A Procuradoria-Geral da Fazenda Nacional (PGFN) cobra na 9ª Vara de Execuções Fiscais da Justiça Federal em São Paulo uma dívida atribuída ao candidato à Presidência da República Renan Santos, do partido Missão. O caso entra em fase de contestação na Justiça.

PGFN inclui Renan Santos na cobrança de dívida na Justiça Federal em SP

O nome do candidato foi inscrito na Dívida Ativa da União.

O processo trata de “dissolução irregular de pessoa jurídica”, situação em que um empresário encerra as atividades sem comunicar formalmente aos órgãos públicos e sem quitar o que deve em impostos.

Débitos somam R$ 41,1 mil e PGFN pediu bloqueio via Sisbajud em janeiro

Segundo dados da Receita, a empresa Martin Artefatos de Metais, da qual Renan Santos foi sócio, tem três débitos tributários que somam 41,1 mil reais.

Em um despacho de janeiro, a PGFN pediu que a Justiça penhore os ativos financeiros de Renan até o limite da dívida. O pedido usa o Sisbajud, ferramenta eletrônica do Conselho Nacional de Justiça (CNJ) que se conecta ao Banco Central para localizar e bloquear contas bancárias.

Renan Santos disse, por meio da assessoria, que não pagou porque não é responsável pela dívida.

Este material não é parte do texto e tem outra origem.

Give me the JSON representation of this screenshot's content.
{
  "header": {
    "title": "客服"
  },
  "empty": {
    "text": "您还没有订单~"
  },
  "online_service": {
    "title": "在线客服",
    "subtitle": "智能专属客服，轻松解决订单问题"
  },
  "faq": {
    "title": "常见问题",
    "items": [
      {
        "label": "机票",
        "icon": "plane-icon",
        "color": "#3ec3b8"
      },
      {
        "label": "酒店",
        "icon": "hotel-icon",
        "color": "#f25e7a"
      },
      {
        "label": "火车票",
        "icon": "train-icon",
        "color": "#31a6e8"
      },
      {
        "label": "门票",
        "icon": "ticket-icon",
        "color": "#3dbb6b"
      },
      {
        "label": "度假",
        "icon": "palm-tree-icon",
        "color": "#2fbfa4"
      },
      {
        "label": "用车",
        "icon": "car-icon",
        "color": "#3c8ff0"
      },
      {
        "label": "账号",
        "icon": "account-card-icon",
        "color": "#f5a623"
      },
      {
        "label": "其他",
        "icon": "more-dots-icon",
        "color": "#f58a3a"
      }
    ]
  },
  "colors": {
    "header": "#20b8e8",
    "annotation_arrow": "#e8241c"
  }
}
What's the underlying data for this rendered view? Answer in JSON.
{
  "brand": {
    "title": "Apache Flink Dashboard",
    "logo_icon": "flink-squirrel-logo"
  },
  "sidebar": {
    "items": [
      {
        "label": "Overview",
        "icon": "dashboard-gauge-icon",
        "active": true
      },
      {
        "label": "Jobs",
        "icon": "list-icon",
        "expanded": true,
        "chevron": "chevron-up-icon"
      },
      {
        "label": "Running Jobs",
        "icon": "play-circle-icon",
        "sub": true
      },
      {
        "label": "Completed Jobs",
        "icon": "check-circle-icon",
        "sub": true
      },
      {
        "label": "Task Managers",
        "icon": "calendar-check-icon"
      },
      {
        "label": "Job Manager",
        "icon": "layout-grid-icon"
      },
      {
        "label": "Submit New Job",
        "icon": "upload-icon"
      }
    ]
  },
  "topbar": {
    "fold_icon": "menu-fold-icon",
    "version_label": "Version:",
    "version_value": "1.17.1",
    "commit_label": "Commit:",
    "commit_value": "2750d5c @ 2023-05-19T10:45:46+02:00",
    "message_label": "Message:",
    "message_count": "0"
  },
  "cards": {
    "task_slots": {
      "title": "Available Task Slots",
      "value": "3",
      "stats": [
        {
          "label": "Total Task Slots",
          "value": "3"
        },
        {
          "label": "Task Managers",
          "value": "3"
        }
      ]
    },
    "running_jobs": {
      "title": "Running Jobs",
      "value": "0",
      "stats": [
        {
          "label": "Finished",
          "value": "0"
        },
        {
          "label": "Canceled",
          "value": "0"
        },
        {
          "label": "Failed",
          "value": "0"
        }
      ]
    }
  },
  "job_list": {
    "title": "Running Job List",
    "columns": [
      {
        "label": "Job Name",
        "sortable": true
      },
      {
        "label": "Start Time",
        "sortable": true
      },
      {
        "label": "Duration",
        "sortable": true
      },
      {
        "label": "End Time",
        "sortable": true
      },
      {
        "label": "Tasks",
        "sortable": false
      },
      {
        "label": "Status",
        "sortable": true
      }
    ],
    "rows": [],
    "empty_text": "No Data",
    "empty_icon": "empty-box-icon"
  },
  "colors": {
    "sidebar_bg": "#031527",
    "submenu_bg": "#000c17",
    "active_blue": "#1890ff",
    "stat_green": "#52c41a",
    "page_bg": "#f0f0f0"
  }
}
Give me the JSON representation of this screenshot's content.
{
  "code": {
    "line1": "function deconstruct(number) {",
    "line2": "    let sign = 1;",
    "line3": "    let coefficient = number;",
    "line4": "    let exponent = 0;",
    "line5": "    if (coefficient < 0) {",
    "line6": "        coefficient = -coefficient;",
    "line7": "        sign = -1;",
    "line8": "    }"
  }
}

Ele informou que entrou na sociedade em 2010 e saiu em outubro de 2020. Também afirmou que os fatos geradores são de 2002/2003 e seriam de responsabilidade de gestores anteriores.

Defesa diz que inclusão no cadastro é “equivocada” e aponta pendência judicial

A assessoria afirmou em nota que o entendimento da Fazenda Nacional para justificar a inclusão do candidato na ação mencionada em julho de 2025 é “equivocado e indevido”.

O advogado Elia Roberto Fischlim, que defende a Martin e Renan na Justiça, disse que o candidato não pode responder por dívida gerada antes do ingresso. Ele também afirmou que a empresa não teve dissolução irregular e permaneceu ativa perante a Receita.